Religion, or rather spirituality, figures in all of his novels, in the form of gods, animism, belief systems, divine figures. Robbins loves the ladies, and all his books have willing, nubile female characters (Sissy Hankshaw of "Cowgirls" is probably the most delicious). Factoids, little bits of knowledge one garners from reading newspapers and periodicals mostly, pepper his plots. Sometimes his plots turn on such fascinating facts — the Asian circus traditions in "Incognito," for instance.
In addition to "Roadside" and "Cowgirls," my favorites have turned out to be "Fierce Invalids Home from Hot Climates," because of the witty protagonist Switters, whose feet cannot touch the ground under pain of death; "Skinny Legs and All," which tweaks the Arab-Israeli conflict while invoking the dancing women of the Bible, and has anthropomorphic characters, including a spoon, an empty can of beans and St. Patrick's Cathedral; and "Jitterbug Perfume," through which I learned a great deal about beets, the perfume industry and the god Pan (who also appears in "Roadside").
A writer with wisdom
It's fun to read Robbins' books because Seattle and the Northwest figure in them, and I recognize many of the places. And he loves language and word play.
But what I ultimately take away from Robbins is wisdom. He imparts wisdom by way of his characters, his plots, his humor and the real historic figures he evokes.
In "Still Life With Woodpecker," Robbins uses a quote that I share with friends, and reread when I need inspiration.
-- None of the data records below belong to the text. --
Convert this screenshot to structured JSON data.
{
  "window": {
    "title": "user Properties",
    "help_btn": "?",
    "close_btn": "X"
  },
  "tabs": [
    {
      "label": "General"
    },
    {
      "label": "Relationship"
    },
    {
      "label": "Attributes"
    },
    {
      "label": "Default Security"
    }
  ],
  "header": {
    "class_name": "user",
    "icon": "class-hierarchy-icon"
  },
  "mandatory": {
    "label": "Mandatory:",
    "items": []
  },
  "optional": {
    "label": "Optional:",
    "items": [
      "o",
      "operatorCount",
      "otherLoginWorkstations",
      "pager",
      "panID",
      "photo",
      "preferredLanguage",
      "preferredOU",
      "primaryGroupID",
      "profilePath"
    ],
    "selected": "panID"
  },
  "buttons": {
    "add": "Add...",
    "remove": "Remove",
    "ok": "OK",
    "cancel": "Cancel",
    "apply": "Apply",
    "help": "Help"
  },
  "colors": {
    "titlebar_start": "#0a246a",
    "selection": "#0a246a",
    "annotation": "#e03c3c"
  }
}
For me, it also sums up what Robbins is all about:
You don't need to leave your room.
Remain sitting at your table and listen.
Don't even listen, simply wait.
Don't even wait.
Be quite still and solitary.
The world will freely offer itself to you.
To be unmasked, it has no choice.
It will roll in ecstasy at your feet.
— Franz Kafka
Robbins makes the world a wonderful place to be. He makes it roll in ecstasy at your feet, like a pet dog. He makes you appreciate the good in life.
He makes me laugh, and he makes me think. That's what I love about Tom Robbins.